Gli sorrido, avvicinandomi, e gli prendo la mano. Sento che me la stringe. "Ormai siamo noi la tua famiglia."
Mi guarda pensieroso. "Yuko, quanto durerà?"
"Non so, Paolo. E' abbastanza imprevedibile. Sei stufo?"
"Non potete farmi l'eutanasia?"
Faccio un bel respiro. "Paolo, ma tu stai male? Hai dolore, soffri?"
"Yuko, io sto morendo!"
"Paolo, lo so, non sto facendo finta di nulla. È la prima cosa che mi hai detto appena mi hai conosciuta."
"Tu non puoi sapere cosa provo, cazzo!"
"Paolo, ti garantisco che problemi di respiro ne abbiamo anche noi, qualcuno perfino sta male, e siamo qui a lavorare. Quello che non possiamo condividere è la tua sofferenza morale. Lì non ci possiamo fare nulla. Solo cercare di starti vicino. Vuoi parlare con uno psicologo?"
"Macchè, psicologo!"
"Sto cercando di aiutarti, Paolo, lo sai. È vero che io alle 3 esco da qui, ma ti garantisco che ti penso spesso. Certo, questo non ti dà nessun beneficio, ma forse ciò di cui hai bisogno è solo una persona che ti capisca e ti stia vicino. Ma quando la tua sofferenza sarà insopportabile, ti metterò in morfina, te lo prometto".
Mi viene da piangere, ma di più non posso fare. Mi manca il fiato. Mi avvicino alla finestra e scosto la maschera, cosa che non si potrebbe fare, per tirare qualche respiro di aria buona, se lo smog può essere considerato tale.
"Paolo", riprendo dopo aver recuperato un po' di ossigeno, "se soffri il nostro dovere è quello di toglierti ogni sofferenza, ma non possiamo farti fuori, non ha neanche senso. Vivi quello che ti resta da vivere. Ogni minuto è prezioso e sta a te, principalmente, dare senso ad ogni momento che vivi!"
Sembra un po' più rilassato. Ha solo bisogno di sfogarsi e non ha nessuno che lo ascolti, che gli faccia compagnia. Mi stringe la mano.
"Hai degli occhi molto belli" risponde dopo aver tirato qualche respiro più profondo.
"Mi piacerebbe poterti vedere in viso, come tu puoi fare con me."
Mi fermo, pensosa. Poi mi guardo in giro. Lui è in stanza singola. Chiudo la porta e mi avvicino al suo letto, sollevo la visiera.
"No, Yuko, guarda che rischi di infettarti!"
Non lo ascolto, abbasso la mascherina e mi faccio guardare. Qualche secondo, in cui ne approfitto per respirare un po' d'aria, poi risollevo la maschera e riabbasso la visiera.
"Yuko... sei bellissima! Io non avrei voluto, ecco, io non mi aspettavo..."
"Dai, vorrà dire che invece della morfina mi faccio vedere in viso, ora lo metto in terapia: si somministra Yuko, 2 minuti 3 volte al giorno."
Lui ride, sembra più sollevato.
"Grazie per il complimento” riprendo, “con questa pelandrana addosso, faccio schifo a me stessa, sembro nonna Abelarda in versione Islam."

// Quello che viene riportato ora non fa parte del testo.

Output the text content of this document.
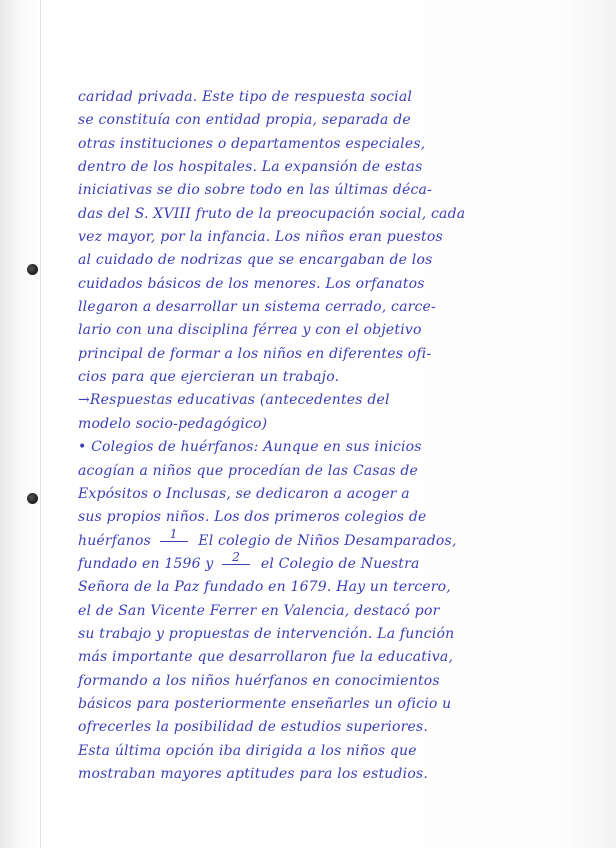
caridad privada. Este tipo de respuesta social
se constituía con entidad propia, separada de
otras instituciones o departamentos especiales,
dentro de los hospitales. La expansión de estas
iniciativas se dio sobre todo en las últimas déca-
das del S. XVIII fruto de la preocupación social, cada
vez mayor, por la infancia. Los niños eran puestos
al cuidado de nodrizas que se encargaban de los
cuidados básicos de los menores. Los orfanatos
llegaron a desarrollar un sistema cerrado, carce-
lario con una disciplina férrea y con el objetivo
principal de formar a los niños en diferentes ofi-
cios para que ejercieran un trabajo.
→Respuestas educativas (antecedentes del
modelo socio-pedagógico)
• Colegios de huérfanos: Aunque en sus inicios
acogían a niños que procedían de las Casas de
Expósitos o Inclusas, se dedicaron a acoger a
sus propios niños. Los dos primeros colegios de
huérfanos	1	El colegio de Niños Desamparados,
fundado en 1596 y	2	el Colegio de Nuestra
Señora de la Paz fundado en 1679. Hay un tercero,
el de San Vicente Ferrer en Valencia, destacó por
su trabajo y propuestas de intervención. La función
más importante que desarrollaron fue la educativa,
formando a los niños huérfanos en conocimientos
básicos para posteriormente enseñarles un oficio u
ofrecerles la posibilidad de estudios superiores.
Esta última opción iba dirigida a los niños que
mostraban mayores aptitudes para los estudios.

"Ma non rischi di contagiarti?"
Sollevo le spalle. "Ne sarà valsa la pena."
"Yuko", mi prende tutte e due le mani e mi fissa. "Io sto morendo, ma tu non devi ammalarti! Devi vivere!"
Gli stringo le mani. Il mio sguardo si fa serio.
"Paolo, basta con questa storia. Lo so io e lo sai tu, ma non è questa la questione! Ora sei vivo, e allora vivi, ma vivi bene, porca miseria! Non sai quando vado a casa, quante notti passate a piangere, ma poi io sono qui e quando ti vedo, voglio una persona che reagisce! Non devi combattere la malattia, ma devi vivere bene il presente. Non importa il futuro, quale futuro e per quanto tempo. Conta solo ogni momento. Il tuo futuro è una successione di momenti, in cui sta a te decidere se vivere o lasciarti morire. Sì, morirai, fra una settimana, due, magari di più, ma nel frattempo, la vita ti sfugge dalle dita, ed è una vita che, anche se breve, merita di essere vissuta. E chi meglio di te, deve saper dare importanza ad ogni singolo minuto, ad ogni secondo!"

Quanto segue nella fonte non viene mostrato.